Bir de tabii kitapta yer alan Farsça kelimelerin güzelliği...

Jonaam, delam... Nasıl da güzeller.

Bunların yanı sıra tabi o kültüre ait bir çok kelime olduğundan kitabı okumak bir anlamda zordu. Ama ben epub olarak okuduğum için bilmediğim kelimelerin üzerine tıklayaran anında anlamını ya da web'de bir fotoğrafını görme şansını elde ettim. İkinci kitabı da bu şekilde okuyacak olmama rağmen kitap olarak da bu romanları satın alacağım. Sepete çoktan ekledim bile. ^^ Ekran üzerinden kelimelerin üzerini çizme keyfini kitap halinde fazlasıyla yaşamak istiyorum.

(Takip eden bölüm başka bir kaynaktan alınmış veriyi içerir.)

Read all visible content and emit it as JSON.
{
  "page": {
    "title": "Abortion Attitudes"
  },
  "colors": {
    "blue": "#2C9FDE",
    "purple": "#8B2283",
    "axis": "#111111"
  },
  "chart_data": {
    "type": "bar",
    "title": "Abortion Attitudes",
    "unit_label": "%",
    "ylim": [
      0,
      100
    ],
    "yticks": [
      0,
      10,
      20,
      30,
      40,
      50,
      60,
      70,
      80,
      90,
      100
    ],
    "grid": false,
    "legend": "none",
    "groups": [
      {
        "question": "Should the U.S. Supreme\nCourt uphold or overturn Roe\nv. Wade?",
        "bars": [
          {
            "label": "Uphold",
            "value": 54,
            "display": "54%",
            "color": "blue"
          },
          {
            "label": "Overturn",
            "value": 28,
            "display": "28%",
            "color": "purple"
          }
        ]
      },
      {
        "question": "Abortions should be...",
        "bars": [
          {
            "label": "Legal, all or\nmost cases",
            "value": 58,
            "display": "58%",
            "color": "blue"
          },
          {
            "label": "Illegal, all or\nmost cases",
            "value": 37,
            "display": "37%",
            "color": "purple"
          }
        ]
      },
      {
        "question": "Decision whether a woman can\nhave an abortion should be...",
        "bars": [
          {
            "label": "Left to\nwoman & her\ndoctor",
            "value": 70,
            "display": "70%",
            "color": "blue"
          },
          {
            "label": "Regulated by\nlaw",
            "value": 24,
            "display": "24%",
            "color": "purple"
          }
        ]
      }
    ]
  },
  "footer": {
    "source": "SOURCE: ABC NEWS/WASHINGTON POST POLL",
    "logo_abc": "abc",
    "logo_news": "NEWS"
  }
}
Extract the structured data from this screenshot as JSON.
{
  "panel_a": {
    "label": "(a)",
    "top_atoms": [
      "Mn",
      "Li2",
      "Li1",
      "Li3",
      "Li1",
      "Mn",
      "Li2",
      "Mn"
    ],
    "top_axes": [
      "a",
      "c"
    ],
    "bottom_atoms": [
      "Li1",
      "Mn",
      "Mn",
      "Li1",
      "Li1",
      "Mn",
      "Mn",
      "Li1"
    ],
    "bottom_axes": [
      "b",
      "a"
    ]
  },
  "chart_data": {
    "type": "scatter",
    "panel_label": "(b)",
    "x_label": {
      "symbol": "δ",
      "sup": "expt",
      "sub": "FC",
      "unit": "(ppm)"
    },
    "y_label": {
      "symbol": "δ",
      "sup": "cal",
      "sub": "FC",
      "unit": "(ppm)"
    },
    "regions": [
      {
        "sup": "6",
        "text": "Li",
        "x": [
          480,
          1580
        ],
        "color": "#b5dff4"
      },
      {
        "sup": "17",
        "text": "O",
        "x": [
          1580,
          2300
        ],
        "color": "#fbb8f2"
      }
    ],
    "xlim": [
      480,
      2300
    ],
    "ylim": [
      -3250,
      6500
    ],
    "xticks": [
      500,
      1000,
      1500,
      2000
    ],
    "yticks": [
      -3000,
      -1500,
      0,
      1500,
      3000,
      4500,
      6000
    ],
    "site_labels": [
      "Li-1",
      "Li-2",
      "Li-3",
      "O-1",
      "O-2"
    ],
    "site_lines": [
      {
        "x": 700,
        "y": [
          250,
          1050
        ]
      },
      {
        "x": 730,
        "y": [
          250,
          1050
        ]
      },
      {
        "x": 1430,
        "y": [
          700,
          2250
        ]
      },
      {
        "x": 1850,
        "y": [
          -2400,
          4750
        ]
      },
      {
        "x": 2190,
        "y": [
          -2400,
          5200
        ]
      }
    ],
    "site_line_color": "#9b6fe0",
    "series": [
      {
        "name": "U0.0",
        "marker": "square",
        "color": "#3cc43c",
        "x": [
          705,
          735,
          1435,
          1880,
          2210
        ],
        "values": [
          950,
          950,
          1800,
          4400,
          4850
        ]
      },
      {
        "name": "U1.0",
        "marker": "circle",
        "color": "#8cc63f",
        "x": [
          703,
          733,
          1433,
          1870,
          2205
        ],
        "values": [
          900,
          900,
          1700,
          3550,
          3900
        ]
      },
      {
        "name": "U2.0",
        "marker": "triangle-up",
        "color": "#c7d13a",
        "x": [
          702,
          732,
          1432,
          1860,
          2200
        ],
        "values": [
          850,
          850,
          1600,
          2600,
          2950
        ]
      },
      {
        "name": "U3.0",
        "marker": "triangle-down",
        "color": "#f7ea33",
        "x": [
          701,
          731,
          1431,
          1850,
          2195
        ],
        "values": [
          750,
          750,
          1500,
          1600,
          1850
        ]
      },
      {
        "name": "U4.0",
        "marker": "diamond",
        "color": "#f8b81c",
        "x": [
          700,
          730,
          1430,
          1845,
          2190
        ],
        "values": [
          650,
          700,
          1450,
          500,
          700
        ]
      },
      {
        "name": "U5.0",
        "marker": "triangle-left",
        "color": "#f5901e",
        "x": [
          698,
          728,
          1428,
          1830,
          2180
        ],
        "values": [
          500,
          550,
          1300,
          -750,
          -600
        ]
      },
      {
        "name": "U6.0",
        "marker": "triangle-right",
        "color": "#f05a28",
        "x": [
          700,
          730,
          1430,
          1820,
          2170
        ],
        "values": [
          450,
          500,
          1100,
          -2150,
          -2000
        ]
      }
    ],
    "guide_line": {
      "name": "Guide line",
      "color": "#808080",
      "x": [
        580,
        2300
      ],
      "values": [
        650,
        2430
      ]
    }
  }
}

Son olarak değinmeden edemeyeceğim Renee Ahdieh de bir whovian olabilir mi sanki? Sizce de Doctor Who'dan bildiğimiz bu satırlar ile ;


"We are all stories in the end. Just make it a good one."
The Wrath and the Dawn'dan bu satırlar çok benzemiyorlar mı?


“Our story may have come to a close, but your story is still yet to be told.
Make it a story worthy of you.”
  
Bildiğim kadarıyla henüz Türkçe'ye kazandırılmamış bu kitap umarım en kısa sürede bir yayınevince çevirilir ve Türk okurları ile de buluşur. Herkesin okumasını isterim bu kitabı...          


“Trust that some secrets are safer behind lock and key."